It can’t be because they’re shit; you’d need to read them first to decide whether they’re shit or not and in order to read them, you’d have to buy them.  They’re not shit anyway, they’re fucking brilliant epic space opera adventures; well written with plenty of action and with better spelling and grammar than most books I read.  No they’re not perfect, show me one that is..!

It can’t be that you can’t afford the $1 for the ebook version because you keep boasting over at facebook about the new iphone you’ve bought, the wonderful  holiday you’ve just returned from, the new wheels you’re cruising around in, those cute Jimmy Choo’s you treated yourself to or the £3.50 vanilla late’s you have every day at Starbucks.  Tell me you can’t afford $1 you fucking liar, go on..!
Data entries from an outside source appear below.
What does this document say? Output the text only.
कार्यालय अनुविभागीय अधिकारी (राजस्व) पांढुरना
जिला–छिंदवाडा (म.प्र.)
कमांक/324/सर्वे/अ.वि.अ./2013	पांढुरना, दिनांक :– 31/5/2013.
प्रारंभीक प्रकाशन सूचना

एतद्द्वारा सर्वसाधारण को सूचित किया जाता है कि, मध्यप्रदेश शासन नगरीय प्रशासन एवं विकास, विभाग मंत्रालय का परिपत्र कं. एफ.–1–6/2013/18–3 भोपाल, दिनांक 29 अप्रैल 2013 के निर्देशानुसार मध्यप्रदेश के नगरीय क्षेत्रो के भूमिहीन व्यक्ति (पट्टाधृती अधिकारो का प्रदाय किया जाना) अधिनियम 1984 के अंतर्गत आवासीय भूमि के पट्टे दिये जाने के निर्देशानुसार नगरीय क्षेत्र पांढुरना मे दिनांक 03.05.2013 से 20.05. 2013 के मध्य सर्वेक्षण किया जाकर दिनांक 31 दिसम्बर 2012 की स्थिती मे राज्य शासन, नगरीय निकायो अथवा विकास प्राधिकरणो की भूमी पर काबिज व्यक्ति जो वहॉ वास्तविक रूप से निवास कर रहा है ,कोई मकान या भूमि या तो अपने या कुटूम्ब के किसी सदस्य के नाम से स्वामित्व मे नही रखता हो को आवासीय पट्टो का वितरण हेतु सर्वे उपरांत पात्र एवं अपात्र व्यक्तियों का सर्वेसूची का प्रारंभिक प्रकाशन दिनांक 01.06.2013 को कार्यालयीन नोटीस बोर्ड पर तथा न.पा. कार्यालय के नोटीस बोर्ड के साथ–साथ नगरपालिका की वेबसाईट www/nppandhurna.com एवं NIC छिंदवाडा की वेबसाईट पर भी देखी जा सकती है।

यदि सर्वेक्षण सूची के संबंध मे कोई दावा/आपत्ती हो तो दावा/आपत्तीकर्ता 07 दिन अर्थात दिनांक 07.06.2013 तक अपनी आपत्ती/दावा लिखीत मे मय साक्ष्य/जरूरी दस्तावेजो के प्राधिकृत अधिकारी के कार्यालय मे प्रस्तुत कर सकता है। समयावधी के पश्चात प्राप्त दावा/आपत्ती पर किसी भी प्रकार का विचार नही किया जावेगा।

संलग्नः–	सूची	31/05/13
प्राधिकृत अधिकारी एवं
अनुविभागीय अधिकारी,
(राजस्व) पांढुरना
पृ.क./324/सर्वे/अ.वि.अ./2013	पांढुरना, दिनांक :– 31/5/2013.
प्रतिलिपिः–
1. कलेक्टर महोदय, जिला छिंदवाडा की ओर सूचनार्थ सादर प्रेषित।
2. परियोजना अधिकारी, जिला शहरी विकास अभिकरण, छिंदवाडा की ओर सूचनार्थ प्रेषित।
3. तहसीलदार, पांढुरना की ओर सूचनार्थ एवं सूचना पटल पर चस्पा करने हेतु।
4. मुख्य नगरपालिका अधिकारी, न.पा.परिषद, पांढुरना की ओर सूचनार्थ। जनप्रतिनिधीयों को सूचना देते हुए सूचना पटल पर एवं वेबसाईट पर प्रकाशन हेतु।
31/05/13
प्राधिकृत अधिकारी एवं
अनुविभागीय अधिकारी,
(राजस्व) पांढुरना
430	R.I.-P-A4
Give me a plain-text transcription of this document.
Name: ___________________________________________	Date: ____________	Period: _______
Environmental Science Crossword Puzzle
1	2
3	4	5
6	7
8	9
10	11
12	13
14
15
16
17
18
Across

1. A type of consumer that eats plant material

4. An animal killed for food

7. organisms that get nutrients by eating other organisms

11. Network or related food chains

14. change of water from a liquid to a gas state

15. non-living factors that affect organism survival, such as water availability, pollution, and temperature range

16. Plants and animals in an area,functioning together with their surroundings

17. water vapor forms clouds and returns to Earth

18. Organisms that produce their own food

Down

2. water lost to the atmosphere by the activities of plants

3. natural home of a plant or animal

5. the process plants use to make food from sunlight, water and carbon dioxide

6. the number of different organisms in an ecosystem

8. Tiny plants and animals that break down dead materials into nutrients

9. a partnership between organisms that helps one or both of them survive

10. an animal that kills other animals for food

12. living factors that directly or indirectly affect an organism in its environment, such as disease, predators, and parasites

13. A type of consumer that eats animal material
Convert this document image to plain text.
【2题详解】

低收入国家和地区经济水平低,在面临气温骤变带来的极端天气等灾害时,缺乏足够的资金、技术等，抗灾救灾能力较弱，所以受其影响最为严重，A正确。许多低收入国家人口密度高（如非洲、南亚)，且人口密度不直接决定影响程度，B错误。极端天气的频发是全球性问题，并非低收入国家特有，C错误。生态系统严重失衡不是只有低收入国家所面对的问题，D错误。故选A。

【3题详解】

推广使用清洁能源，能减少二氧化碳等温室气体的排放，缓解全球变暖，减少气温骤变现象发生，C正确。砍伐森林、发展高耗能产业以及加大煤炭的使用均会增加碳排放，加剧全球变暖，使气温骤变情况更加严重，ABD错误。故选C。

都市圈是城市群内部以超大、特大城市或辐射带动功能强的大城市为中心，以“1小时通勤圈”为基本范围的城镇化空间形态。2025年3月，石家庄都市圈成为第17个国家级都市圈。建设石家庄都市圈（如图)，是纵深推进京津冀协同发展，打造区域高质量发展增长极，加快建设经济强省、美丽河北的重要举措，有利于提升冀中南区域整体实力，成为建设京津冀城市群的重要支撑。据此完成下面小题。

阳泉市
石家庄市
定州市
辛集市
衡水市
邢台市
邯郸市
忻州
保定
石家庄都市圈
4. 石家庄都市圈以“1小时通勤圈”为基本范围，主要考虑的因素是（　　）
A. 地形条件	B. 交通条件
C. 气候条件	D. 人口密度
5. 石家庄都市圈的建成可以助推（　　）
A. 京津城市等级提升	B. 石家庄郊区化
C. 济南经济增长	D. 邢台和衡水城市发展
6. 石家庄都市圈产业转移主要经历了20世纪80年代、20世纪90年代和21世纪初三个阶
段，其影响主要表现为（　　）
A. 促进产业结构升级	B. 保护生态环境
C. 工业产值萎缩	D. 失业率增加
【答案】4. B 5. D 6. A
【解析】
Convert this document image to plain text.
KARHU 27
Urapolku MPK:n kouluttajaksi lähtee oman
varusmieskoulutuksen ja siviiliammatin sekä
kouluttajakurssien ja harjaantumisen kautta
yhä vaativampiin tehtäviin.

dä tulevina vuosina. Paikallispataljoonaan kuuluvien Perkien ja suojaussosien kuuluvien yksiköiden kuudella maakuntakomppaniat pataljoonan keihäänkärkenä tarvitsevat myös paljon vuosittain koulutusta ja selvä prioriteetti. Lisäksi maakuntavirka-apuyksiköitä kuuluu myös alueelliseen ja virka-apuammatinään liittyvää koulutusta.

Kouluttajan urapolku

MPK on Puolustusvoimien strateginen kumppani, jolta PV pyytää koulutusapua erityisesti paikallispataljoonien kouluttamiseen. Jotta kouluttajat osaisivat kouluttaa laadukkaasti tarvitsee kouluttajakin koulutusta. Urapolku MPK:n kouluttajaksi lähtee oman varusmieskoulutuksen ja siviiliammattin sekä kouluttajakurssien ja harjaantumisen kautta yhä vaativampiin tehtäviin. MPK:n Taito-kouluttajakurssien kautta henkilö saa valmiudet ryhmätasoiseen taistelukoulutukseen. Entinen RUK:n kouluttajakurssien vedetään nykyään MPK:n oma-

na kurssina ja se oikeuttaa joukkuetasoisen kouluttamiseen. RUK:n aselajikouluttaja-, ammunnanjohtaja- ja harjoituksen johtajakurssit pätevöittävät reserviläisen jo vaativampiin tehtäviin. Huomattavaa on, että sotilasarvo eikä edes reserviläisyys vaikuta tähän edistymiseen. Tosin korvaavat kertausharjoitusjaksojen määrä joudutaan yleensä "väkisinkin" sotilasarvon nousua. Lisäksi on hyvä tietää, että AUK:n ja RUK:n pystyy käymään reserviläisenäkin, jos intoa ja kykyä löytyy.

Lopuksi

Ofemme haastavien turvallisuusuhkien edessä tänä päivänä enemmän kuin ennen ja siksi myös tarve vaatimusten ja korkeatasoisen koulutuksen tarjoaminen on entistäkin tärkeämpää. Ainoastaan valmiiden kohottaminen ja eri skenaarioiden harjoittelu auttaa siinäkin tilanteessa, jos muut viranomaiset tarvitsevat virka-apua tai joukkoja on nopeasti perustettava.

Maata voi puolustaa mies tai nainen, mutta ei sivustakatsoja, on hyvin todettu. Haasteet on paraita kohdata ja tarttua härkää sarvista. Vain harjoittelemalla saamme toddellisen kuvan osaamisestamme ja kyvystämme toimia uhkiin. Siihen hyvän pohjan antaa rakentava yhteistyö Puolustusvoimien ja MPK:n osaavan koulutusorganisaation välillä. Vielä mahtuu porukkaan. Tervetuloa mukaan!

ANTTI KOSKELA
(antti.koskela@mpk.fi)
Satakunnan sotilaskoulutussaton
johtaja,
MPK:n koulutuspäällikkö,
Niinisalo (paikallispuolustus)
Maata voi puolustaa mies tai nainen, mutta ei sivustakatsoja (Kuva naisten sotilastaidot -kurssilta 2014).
Maybe it’s because I’m not famous.  That is certainly true, I’m not – yet.

Maybe it’s because I don’t bribe you with free kindle’s or Amazon gift cards in return for your purchase.  Again true – I don’t and never will.

I reckon it’s because those of the facebook classes haven’t the ability to write a novel and are jealous that I have and have done so six times already and they don’t want to appear to be happy about it as it would further illustrate their own inability to string more than two intelligible words together.  Well, carry on de-evolving and when you’re back amongst the other slime moulds in the swamp, I’ll still be one of the highest forms of life with a brain that actually works.

Yes, you’ve guessed it, I’m pissed off.